This is a repost. This is an excellent list of all the operation areas that need to be well managed. The theme is: with automation, templates, and monitoring. Not with manual fiddling until it works. See below, for the link to the full post.
Structured system management is a concept that covers the fundamentals of building, securing, deploying, monitoring, logging, alerting, and documenting networks, servers and applications. Structured system management implies that you have those fundamentals in place, you execute them consistently, and you know all cases where you are inconsistent.

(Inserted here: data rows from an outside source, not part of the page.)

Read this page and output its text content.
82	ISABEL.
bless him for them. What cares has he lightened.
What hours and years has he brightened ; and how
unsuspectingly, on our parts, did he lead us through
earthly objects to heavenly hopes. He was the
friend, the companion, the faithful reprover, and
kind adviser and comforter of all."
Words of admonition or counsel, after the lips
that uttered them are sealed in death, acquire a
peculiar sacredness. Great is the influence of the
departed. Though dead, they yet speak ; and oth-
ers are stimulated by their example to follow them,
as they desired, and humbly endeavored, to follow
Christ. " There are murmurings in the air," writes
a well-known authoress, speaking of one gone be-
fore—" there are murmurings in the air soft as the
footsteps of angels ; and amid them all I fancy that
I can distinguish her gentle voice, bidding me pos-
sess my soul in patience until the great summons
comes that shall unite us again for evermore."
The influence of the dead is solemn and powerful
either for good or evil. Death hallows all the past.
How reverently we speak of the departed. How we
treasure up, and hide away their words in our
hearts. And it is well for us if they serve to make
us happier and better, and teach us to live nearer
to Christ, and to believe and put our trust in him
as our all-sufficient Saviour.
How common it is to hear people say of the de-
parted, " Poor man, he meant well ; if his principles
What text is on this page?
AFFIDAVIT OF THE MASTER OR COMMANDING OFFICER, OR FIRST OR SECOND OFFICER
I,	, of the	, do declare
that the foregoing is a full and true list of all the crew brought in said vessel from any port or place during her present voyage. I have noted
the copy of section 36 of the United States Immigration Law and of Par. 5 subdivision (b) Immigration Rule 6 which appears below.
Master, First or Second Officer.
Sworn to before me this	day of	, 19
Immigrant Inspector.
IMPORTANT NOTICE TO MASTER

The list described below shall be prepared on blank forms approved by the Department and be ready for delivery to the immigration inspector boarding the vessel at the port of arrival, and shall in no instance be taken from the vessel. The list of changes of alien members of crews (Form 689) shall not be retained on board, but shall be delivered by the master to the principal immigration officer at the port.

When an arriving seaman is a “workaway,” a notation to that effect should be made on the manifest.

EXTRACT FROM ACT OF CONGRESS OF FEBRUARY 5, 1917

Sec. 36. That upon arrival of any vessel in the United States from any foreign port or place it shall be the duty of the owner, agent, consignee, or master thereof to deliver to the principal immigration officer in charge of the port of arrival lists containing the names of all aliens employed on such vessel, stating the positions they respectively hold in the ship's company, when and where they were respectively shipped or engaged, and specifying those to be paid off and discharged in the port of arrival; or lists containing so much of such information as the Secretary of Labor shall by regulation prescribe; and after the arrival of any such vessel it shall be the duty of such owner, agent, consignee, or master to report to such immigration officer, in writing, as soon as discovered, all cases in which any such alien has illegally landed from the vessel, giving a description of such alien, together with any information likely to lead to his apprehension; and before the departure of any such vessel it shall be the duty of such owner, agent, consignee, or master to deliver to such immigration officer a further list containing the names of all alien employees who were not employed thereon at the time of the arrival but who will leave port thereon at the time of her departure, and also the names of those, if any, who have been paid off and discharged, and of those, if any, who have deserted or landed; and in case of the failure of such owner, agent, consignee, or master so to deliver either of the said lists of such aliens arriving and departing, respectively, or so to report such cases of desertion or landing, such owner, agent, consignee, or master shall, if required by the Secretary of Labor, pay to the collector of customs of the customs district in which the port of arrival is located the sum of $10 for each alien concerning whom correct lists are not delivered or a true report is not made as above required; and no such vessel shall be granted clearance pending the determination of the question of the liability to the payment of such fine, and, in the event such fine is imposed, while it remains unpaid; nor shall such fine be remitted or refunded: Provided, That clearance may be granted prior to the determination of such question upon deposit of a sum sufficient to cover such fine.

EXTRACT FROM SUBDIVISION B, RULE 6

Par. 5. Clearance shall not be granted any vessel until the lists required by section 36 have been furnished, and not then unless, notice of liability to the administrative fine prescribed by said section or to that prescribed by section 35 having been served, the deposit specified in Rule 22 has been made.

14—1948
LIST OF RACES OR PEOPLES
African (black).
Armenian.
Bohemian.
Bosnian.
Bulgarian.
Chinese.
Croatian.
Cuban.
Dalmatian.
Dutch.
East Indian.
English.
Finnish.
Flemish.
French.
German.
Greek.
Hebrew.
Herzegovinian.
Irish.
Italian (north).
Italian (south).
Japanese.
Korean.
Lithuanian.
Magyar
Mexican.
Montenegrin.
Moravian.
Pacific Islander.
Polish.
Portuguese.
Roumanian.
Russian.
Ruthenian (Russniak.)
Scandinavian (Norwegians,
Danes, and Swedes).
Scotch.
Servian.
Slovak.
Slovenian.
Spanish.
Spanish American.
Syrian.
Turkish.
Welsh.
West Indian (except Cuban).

The converse of structured system management is what I call ad hoc system management, where every system has it own plan, undocumented and inconsistent, and you don’t know how inconsistent they are, because you’ve never looked.
You know you have structured system management when:
- You manage with scripts, not mouse clicks.
- You manage consistently across platforms.
- You deploy servers from images, not install DVD’s.
- You can re-install a server and its applications from your documentation.
- You install and configure to the least bit principle (WebCite) for all your devices, servers, operating systems and applications.
- You have full remote management of all your servers and devices.
- You build router, switch and firewall configurations from templates, not from scratch.
- You have version control and auditing on critical system and application configuration files.
- You automatically monitor, strip chart and alert on at least memory, network and disk I/O, and CPU.
- You automatically monitor, strip chart and alert on application response time and availability.
- You have a structure and process for your documentation
- You have change management and change auditing sufficient to determine who/what/when/why on any change to any system or application critical file.
- You have a patch strategy,
- You have neat cabling and racks.
- You determine root cause of failures, outages and performance slowdowns
- You have centralized logging, alerting, log rotation and basic log analysis tools.
- You have installed, configured and are actually using your vendor provided platform management software.
- You keep it simple